Employees are often deprived of benefits and wages to which they are legally entitled when their employers misclassify them as “independent contractors.” Misclassifying employees as independent contractors allows employers to avoid paying payroll taxes, withhold earned overtime wages and expense reimbursements, and deny workers meal and rest breaks. If an employer controls the manner and means by which an individual performs his or her work, that individual may be considered an “employee” under California law. See S. G. Borello & Sons, Inc. v Dept. of Industrial Relations (1989) 48 Cal.3d 341.
Additionally, employers may misclassify certain salaried employees as “exempt,” denying them overtime pay and other benefits. Under California law, employers must pay employees overtime unless they fall under an exemption, such as certain administrative, executive, or professional jobs. In California, an "exempt" employee must generally be: (1) paid a monthly salary equivalent on an hourly basis to not less than two times the California minimum wage for full-time employment; and (2) engaged in work which is primarily intellectual, managerial, or creative, and which requires exercise of discretion and independent judgment.
CPM has brought groundbreaking litigation challenging employer practices that unfairly misclassify employees. If you believe you have been misclassified, please follow up with Adam Zapala or Tamarah Prevost.

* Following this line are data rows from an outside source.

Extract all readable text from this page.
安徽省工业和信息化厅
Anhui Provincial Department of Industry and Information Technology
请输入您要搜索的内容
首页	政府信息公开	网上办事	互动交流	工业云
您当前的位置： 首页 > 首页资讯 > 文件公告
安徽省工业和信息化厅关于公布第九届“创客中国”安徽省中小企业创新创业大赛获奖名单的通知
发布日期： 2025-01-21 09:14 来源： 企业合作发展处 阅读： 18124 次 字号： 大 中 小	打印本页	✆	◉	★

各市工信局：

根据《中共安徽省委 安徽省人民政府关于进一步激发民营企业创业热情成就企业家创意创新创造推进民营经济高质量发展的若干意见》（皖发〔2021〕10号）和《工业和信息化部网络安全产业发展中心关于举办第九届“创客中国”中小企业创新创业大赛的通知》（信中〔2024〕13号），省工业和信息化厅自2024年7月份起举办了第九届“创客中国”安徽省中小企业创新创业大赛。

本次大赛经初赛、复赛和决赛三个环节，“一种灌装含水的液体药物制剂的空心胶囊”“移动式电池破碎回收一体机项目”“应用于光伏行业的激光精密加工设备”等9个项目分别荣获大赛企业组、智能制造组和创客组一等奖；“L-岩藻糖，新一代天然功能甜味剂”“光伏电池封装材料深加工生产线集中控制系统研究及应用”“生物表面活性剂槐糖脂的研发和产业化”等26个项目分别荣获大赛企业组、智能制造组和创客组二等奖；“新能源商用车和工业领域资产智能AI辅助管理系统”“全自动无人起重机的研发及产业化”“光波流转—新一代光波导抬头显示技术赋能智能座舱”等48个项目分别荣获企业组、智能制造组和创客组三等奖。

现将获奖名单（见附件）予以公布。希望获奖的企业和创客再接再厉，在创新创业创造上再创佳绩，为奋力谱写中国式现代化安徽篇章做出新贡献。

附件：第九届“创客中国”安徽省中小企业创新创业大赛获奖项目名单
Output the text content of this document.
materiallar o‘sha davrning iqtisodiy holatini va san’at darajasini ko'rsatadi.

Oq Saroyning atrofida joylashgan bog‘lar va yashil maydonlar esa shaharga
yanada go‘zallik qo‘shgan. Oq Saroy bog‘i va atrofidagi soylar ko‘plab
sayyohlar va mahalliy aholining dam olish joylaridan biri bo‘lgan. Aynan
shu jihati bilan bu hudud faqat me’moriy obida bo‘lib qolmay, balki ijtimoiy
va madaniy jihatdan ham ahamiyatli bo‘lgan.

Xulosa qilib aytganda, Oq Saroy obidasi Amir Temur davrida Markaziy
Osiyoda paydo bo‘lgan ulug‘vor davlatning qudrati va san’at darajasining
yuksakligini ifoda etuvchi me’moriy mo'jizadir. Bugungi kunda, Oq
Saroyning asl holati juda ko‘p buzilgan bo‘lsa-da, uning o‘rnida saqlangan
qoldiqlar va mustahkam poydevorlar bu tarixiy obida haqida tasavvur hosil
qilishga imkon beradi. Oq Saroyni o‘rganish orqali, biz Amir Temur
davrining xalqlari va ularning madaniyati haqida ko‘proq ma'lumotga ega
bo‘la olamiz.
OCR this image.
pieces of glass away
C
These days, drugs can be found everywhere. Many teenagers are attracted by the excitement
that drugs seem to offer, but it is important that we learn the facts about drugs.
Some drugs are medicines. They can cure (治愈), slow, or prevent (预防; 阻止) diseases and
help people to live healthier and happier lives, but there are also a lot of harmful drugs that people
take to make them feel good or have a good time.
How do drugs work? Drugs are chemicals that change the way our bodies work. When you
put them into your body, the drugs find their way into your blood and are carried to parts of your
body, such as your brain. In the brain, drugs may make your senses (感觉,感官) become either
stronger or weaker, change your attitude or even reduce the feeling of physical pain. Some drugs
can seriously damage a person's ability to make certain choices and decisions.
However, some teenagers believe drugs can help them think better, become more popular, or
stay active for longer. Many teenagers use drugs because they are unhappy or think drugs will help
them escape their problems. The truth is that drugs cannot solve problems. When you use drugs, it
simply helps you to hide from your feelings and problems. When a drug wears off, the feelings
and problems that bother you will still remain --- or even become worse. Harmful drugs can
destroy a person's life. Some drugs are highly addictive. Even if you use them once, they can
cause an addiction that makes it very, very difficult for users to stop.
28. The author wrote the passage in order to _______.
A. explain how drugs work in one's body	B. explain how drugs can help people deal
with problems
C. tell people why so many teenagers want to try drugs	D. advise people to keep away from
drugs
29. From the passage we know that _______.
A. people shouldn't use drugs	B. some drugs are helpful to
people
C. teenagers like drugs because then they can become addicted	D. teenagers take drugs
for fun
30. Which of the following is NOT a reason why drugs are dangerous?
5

Misclassification Cases of Note
Shephard v. Lowe’s HIW, Inc.
USDC Northern District of California
CPM, along with Block & Leviton, filed a lawsuit against Lowe’s HIW, Inc. (“Lowe’s”) on June 15, 2012, alleging that Lowe’s had misclassified its California installers as independent contractors in violation of California law. Judge Jeffrey S. White granted the plaintiffs' motion for class certification in August 2013, certifying the class of California installers and appointing CPM and Block & Leviton as class counsel. On behalf of the class of California installers, the firms secured a $6.5 million settlement, which received preliminarily approval from the court on June 25, 2014, and is currently awaiting final approval.
Cozzitorto et al. v. AAA
Contra Costa County Superior Court
CPM represents a class of Northern Californian tow truck companies in a lawsuit filed against AAA for misclassifying road-side service providers as independent contractors and breaching its contracts with the class members. CPM’s lawsuit alleges that AAA exerts total control over every manner of the towing business, and even requires tow companies to incur high costs to obtain AAA compliant vehicles, uniforms and equipment. The class action complaint was filed on December 19, 2013 in the Superior Court of Contra Costa County.